Introducing the Profile Series and Adrian Frutiger

This will be the first in a series of profiles. I'm not interested in rich famous celebrities, or deceased legends. When choosing a person to profile, I do not consider whether the figure is alive or dead, well known or obscure. The only criterion is that the person be someone who made it their life’s work to find or create something special, and I believe that is a story worth telling.

As a fan of typography, I have chosen to first profile Adrian Frutiger (b. May 24, 1928).

Whether you recognize the name Adrian Frutiger or not, there is a very large chance that you would certainly recognize one of the many typefaces that he created. As the son of a weaver, growing up in Switzerland, Adrian Frutiger was fascinated by writing—handwriting that is. From a very early age, he was drawn to perfecting his penmanship, experimenting with new invented scripts, much to the chagrin of his weaver father and instructors who required cursive penmanship.

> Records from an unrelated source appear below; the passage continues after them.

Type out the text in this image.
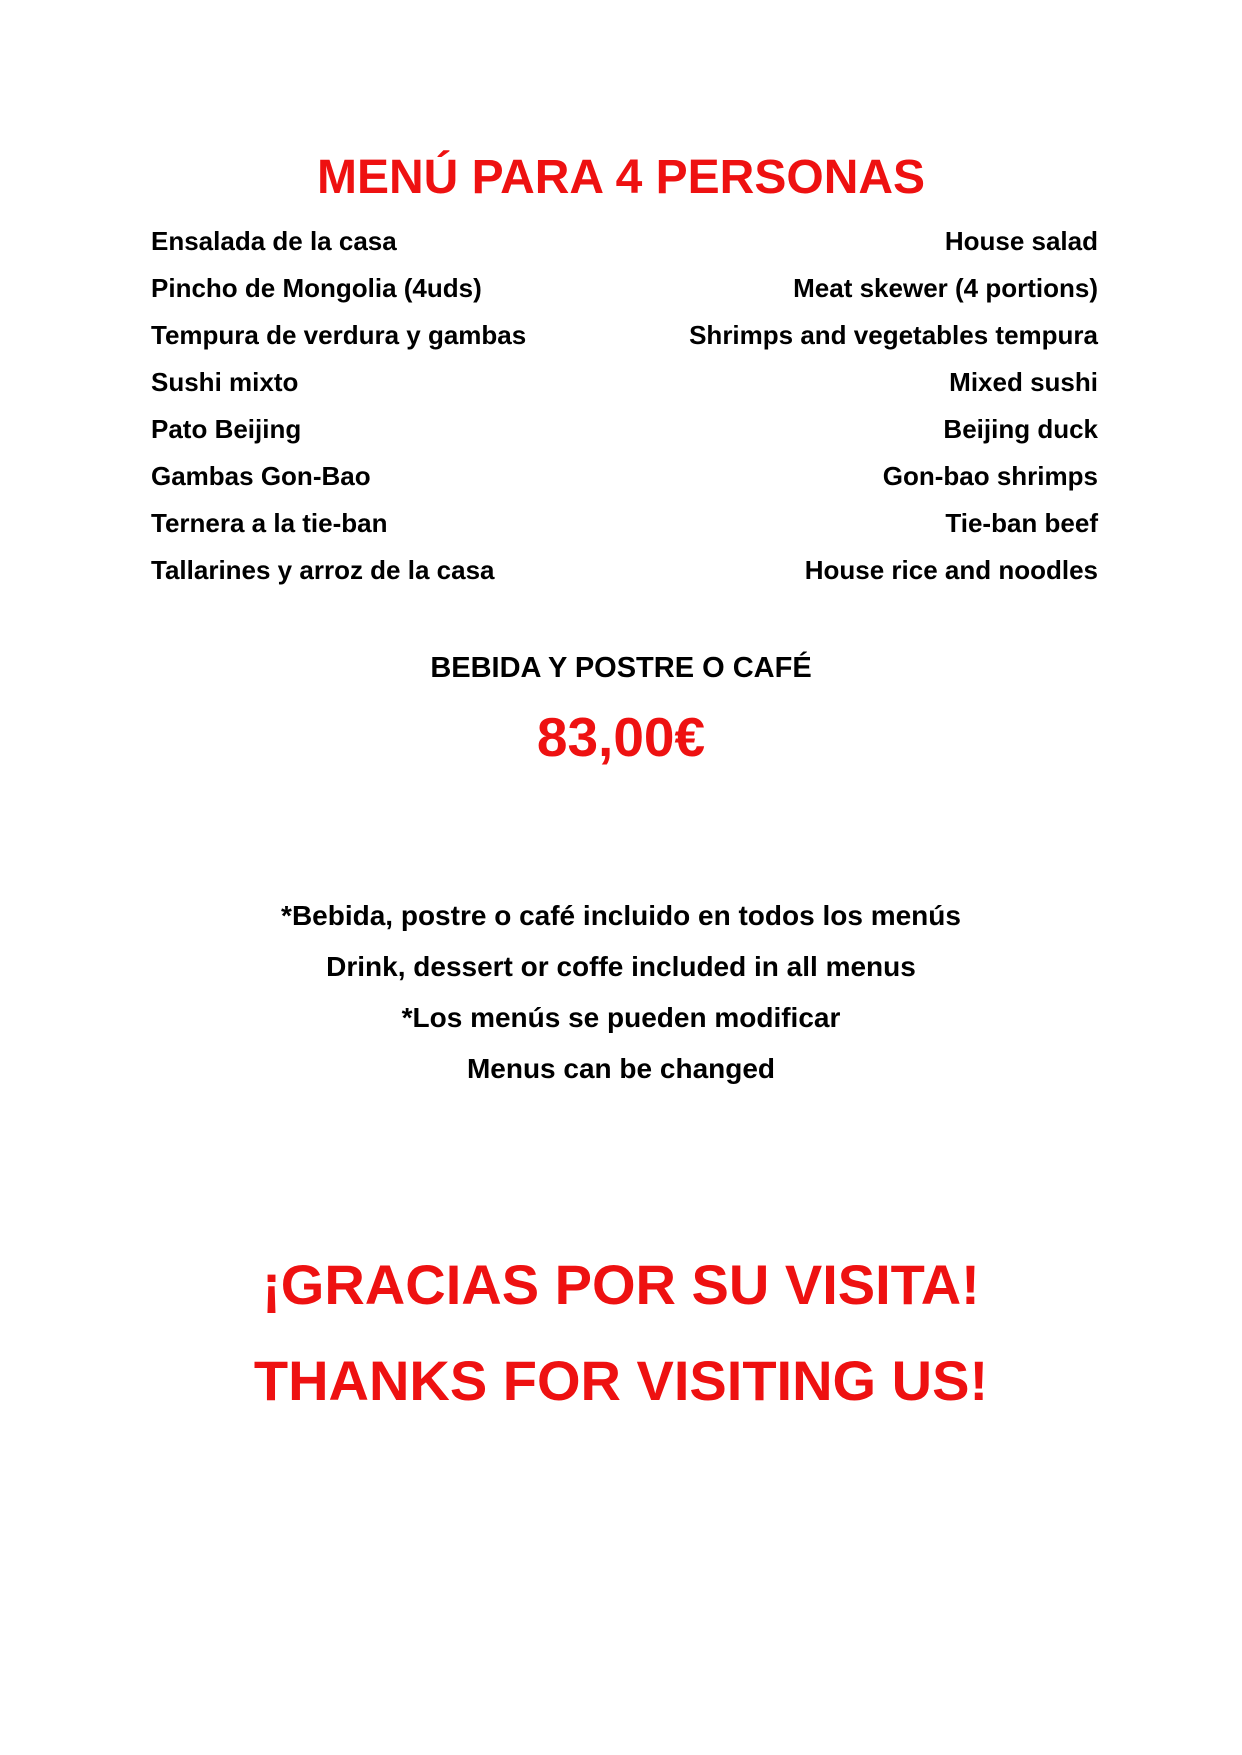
MENÚ PARA 4 PERSONAS
Ensalada de la casa	House salad
Pincho de Mongolia (4uds)	Meat skewer (4 portions)
Tempura de verdura y gambas	Shrimps and vegetables tempura
Sushi mixto	Mixed sushi
Pato Beijing	Beijing duck
Gambas Gon-Bao	Gon-bao shrimps
Ternera a la tie-ban	Tie-ban beef
Tallarines y arroz de la casa	House rice and noodles
BEBIDA Y POSTRE O CAFÉ
83,00€
*Bebida, postre o café incluido en todos los menús
Drink, dessert or coffe included in all menus
*Los menús se pueden modificar
Menus can be changed
¡GRACIAS POR SU VISITA!
THANKS FOR VISITING US!
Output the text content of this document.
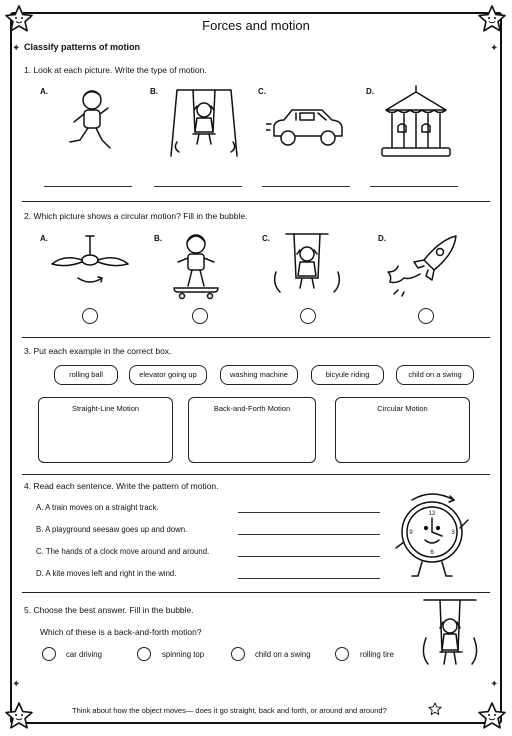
✦	✦
✦	✦
Forces and motion
Classify patterns of motion
1. Look at each picture. Write the type of motion.
A.	B.	C.	D.
2. Which picture shows a circular motion? Fill in the bubble.
A.	B.	C.	D.
3. Put each example in the correct box.
rolling ball	elevator going up	washing machine	bicyule riding	child on a swing
Straight-Line Motion	Back-and-Forth Motion	Circular Motion
4. Read each sentence. Write the pattern of motion.
A. A train moves on a straight track.
B. A playground seesaw goes up and down.
C. The hands of a clock move around and around.
D. A kite moves left and right in the wind.
12
3
6
9
5. Choose the best answer. Fill in the bubble.
Which of these is a back-and-forth motion?
car driving	spinning top	child on a swing	rolling tire
Think about how the object moves— does it go straight, back and forth, or around and around?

At the age of 16, Frutiger sharpened his calligraphy skills while he was an apprentice for four years as a compositor in Zurich. It was not long before his skills were noticed. A meticulous illustrated essay that Frutiger had carved into wood caught the eye of Charles Peignot, of the Paris foundry Deberny Et Peignot. Peignot was highly impressed with Frutiger’s skills and recruited him to design new typefaces to be utilized by the new phototypesetting Linotype equipment.

This was the birth of Adrian Frutiger's first commercial typeface, Président. This would turn out to be the first of many commercial typefaces to be created by Frutiger. Between 1954 and 2009, he released 30 typefaces, and has won many awards for his work in typography including receiving the Typography Award from The Society of Typographic Aficionados and being inducted in the European Design Hall of Fame.

Frutiger is well known for creating custom designed fonts that have been applied in many different ways from logos, to watch faces, to type to be displayed for the Charles de Gaulle airport. My personal favorites is Univers. Throughout his life, Frutiger has not only created many notable typefaces, but is also an accomplished sculptor, painter, instructor, and the author of many excellent books about type and design. Adrian Frutiger approaches every new typeface design as if it is a sculpture, and up and coming typography students could learn plenty from studying his work and philosophies.